Huntly Community Corrections Growing New Opportunities
Huntly Community Corrections Growing New Opportunities for Offenders
Huntly Community Corrections has started a new Huntly Community Garden project to teach offenders serving sentences in the community how to grow their own produce, helping to stretch budgets a little further and providing healthy meal options for their whānau.
Seedlings donated by Spring Hill Corrections Facility horticulture training yard are being utilised to develop the garden which will grow seasonal produce throughout the year.
The next step is to develop a Work and Living Skills programme to enhance the lessons learnt in the community garden, says District Manager Rowan Balloch.
“This is a great initiative and now we need to look at what comes next. Perhaps that is teaching people how to make and maintain compost bins, worm farms and propagation for seeds so the entire process can be replicated at home. Or perhaps we need to look at alternative growing methods for those people who don’t have the land available.”
The idea for the gardens came as a result of community Corrections staff asking the local community and offenders what they think might be of benefit. Many people mentioned the benefits of increasing self-sufficiency as the cost of healthy food had increased.
Rowan explains another benefit of the project is increasing the self-esteem of the offenders who work in the garden.
“There are a range of ways Corrections reduces re-offending and one is through projects such as this garden.
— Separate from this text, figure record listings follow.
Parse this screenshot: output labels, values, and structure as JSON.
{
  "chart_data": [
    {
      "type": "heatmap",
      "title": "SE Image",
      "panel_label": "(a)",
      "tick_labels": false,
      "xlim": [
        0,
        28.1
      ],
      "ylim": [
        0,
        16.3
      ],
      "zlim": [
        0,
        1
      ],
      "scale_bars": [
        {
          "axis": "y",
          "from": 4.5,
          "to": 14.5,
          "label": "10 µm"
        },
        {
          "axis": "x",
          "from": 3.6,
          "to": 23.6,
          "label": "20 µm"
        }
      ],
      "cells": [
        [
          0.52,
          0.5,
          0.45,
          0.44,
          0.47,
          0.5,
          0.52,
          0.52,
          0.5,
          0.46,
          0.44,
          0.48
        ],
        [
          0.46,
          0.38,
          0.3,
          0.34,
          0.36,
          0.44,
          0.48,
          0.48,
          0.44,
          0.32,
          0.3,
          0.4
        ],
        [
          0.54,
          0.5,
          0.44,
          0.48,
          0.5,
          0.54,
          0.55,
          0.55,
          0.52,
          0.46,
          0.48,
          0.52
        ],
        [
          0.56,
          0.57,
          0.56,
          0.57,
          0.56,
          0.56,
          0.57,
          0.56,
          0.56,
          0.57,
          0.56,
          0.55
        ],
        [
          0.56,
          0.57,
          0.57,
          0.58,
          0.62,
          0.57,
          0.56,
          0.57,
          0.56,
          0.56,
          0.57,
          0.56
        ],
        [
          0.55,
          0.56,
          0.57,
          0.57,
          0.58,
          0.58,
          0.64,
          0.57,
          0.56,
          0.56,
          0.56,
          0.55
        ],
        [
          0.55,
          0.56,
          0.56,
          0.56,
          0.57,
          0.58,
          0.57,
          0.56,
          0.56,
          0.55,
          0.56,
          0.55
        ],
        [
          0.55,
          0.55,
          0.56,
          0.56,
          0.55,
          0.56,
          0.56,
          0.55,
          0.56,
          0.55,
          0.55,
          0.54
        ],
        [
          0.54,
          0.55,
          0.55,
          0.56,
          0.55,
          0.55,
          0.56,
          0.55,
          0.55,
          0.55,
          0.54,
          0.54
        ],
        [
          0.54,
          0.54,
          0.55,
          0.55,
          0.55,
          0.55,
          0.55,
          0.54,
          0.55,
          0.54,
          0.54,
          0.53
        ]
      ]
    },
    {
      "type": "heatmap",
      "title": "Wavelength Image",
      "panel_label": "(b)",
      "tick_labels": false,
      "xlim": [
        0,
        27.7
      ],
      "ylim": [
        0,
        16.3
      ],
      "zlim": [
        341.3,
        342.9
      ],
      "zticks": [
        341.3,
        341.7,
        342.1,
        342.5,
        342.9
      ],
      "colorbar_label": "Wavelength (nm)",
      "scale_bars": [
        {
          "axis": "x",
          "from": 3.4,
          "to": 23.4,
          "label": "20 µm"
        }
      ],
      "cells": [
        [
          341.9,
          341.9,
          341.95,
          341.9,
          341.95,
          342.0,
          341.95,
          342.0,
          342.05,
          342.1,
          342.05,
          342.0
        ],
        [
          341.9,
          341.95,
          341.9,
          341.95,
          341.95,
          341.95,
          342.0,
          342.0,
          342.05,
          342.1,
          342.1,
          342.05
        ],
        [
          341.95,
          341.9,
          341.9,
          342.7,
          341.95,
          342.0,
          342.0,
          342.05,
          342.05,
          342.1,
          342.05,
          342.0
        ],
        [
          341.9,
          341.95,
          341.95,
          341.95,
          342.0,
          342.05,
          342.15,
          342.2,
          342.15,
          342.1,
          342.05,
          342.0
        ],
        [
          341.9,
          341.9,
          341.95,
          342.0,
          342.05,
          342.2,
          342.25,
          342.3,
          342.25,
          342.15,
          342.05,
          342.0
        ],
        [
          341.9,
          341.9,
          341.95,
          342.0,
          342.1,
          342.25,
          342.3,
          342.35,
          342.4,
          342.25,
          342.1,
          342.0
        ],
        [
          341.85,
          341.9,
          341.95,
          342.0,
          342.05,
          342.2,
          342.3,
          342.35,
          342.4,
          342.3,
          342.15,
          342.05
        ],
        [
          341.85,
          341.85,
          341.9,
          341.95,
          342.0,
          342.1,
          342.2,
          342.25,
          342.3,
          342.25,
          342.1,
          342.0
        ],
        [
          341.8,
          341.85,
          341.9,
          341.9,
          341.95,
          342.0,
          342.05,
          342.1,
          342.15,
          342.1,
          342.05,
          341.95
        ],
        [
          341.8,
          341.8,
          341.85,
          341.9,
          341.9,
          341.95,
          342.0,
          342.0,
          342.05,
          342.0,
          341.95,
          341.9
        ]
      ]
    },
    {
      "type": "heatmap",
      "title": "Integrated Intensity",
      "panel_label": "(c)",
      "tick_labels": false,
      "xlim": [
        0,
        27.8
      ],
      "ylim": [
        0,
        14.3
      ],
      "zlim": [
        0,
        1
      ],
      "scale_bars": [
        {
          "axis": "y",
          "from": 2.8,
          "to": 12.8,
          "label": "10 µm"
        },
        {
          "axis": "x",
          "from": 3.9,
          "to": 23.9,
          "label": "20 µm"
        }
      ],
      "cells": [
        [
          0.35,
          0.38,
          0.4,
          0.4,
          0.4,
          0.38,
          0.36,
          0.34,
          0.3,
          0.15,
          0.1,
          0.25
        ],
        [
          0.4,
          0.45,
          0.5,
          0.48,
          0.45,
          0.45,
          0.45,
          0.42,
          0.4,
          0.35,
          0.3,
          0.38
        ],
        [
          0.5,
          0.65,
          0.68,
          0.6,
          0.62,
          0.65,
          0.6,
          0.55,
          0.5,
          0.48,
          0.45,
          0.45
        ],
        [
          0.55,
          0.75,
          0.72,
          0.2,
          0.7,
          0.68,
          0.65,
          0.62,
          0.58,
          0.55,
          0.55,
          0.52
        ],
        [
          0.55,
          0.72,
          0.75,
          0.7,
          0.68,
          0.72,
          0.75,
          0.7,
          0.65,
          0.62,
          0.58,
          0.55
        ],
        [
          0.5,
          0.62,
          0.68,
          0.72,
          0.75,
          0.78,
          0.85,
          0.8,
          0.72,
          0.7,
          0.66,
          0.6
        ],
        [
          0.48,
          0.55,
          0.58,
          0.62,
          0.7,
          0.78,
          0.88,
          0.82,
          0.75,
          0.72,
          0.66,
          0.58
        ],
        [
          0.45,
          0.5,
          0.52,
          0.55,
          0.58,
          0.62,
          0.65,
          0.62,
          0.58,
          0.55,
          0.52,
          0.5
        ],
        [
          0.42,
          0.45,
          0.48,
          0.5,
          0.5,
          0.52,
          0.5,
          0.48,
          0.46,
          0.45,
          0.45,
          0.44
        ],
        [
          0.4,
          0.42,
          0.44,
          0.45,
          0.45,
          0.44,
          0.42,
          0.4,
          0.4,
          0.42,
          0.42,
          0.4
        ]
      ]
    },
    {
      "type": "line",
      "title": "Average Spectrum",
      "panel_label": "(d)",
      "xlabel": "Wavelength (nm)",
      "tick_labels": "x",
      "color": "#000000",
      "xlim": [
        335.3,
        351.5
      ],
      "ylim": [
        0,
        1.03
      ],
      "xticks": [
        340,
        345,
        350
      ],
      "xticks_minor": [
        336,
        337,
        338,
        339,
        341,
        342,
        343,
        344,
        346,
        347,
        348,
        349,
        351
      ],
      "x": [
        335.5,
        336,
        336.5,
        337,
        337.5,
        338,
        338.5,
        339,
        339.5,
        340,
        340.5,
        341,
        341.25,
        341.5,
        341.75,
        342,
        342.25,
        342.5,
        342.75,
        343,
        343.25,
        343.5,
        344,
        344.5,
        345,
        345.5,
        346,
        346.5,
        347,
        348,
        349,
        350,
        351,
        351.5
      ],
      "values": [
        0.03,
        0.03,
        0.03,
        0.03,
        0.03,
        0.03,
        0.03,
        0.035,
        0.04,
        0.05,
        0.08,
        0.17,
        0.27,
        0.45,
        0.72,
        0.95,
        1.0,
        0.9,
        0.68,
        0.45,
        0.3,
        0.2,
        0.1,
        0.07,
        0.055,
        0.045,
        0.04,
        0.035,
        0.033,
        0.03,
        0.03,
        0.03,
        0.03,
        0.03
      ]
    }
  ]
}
Growing your own food from seed is a real accomplishment and being able to provide your whānau with a healthy meal that you have produced yourself can give a real sense of pride.
“It’s these intrinsic rewards that reinforce positive behaviours. When we align this with the other rehabilitative and reintegrative needs of our offenders, we can help to make our communities safer because we are making a difference in the lives of the people we are working with.”
Christine Faull, Assistant Prison Director Spring Hill Corrections Facility says that gaining new skills is important both in the community and in the prison.
“Another possibility we are looking at is a regular donation of seasonal vegetable plants from the prison,” she says.
“We have an excellent garden here and prisoners gain meaningful qualifications while working in the horticulture yard. It makes sense to spread the opportunities to those serving sentences in the community so that they can develop skills that will benefit their communities also. There may even be unit standards available for the prisoners to achieve in seed raising and plant propagation so it is really a win-win.”
Spring Hill Corrections Facility has already ordered in the seed that prisoners will start sowing, with the first batch of plants being ready mid-May for winter gardening.